Coconut Bread
1.
In addition to the butter and salt, put other dough materials into the bread machine to start the kneading program. After 20 minutes, add butter and salt to continue kneading.
2.
Knead to the complete stage, the film can be pulled out
3.
The kneaded dough is rounded, covered with plastic wrap, and fermented at room temperature to 1.5-2 times its size
4.
The fermented dough, the fingers stick to the flour and the socket does not shrink or collapse, and the fermentation is complete
5.
Take out the dough, squeeze and exhaust, divide into nine portions, cover with plastic wrap and let stand for 15 minutes at room temperature
6.
Take a dough and roll it into a small round cake, put in the coconut paste filling, wrap it tightly and close the mouth down
7.
Flatten it slightly, roll it out a little bigger
8.
Cut into five evenly, don’t cut in the middle
9.
Cut another cut in the middle of each opening
10.
Put it on the baking tray (no photos are taken), put it in the oven, and put the bowl under the oven to heat up (the oven does not need to be plugged in) and the second fermentation will be 1.5-2 times larger.
11.
After the fermentation is complete, take out and brush the egg mixture, preheat the oven at 180 degrees, and bake for 12-15 minutes in the middle and lower layers.

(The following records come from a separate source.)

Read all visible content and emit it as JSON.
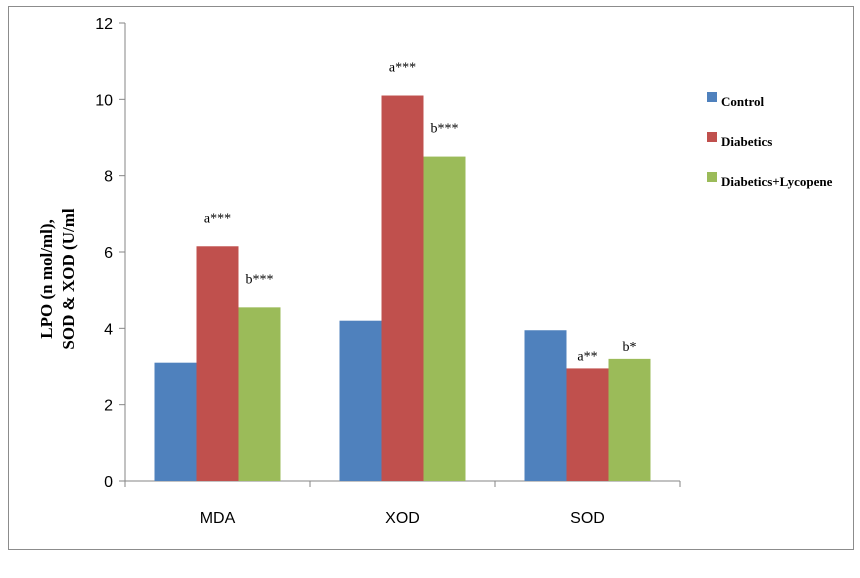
{
  "chart_data": {
    "type": "bar",
    "title": "",
    "xlabel": "",
    "ylabel_lines": [
      "LPO (n mol/ml),",
      "SOD & XOD (U/ml"
    ],
    "categories": [
      "MDA",
      "XOD",
      "SOD"
    ],
    "ylim": [
      0,
      12
    ],
    "yticks": [
      0,
      2,
      4,
      6,
      8,
      10,
      12
    ],
    "grid": false,
    "legend_position": "right",
    "series": [
      {
        "name": "Control",
        "color": "#4f81bd",
        "values": [
          3.1,
          4.2,
          3.95
        ],
        "annotations": [
          "",
          "",
          ""
        ]
      },
      {
        "name": "Diabetics",
        "color": "#c0504d",
        "values": [
          6.15,
          10.1,
          2.95
        ],
        "annotations": [
          "a***",
          "a***",
          "a**"
        ]
      },
      {
        "name": "Diabetics+Lycopene",
        "color": "#9bbb59",
        "values": [
          4.55,
          8.5,
          3.2
        ],
        "annotations": [
          "b***",
          "b***",
          "b*"
        ]
      }
    ]
  }
}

Cover the tin foil in time to prevent baking.
12.
Or you can just round and wrap the stuffing, whatever you like
13.
The method is the same as before, the second fermentation is better to take out the egg brush liquid, and the baking time and temperature are the same. This is simpler
Tips:
Different flours have different water absorption in different seasons. Please control the amount of liquid by yourself. Each oven has a different temper. The baking temperature and time are for reference only. Please adjust according to your own oven.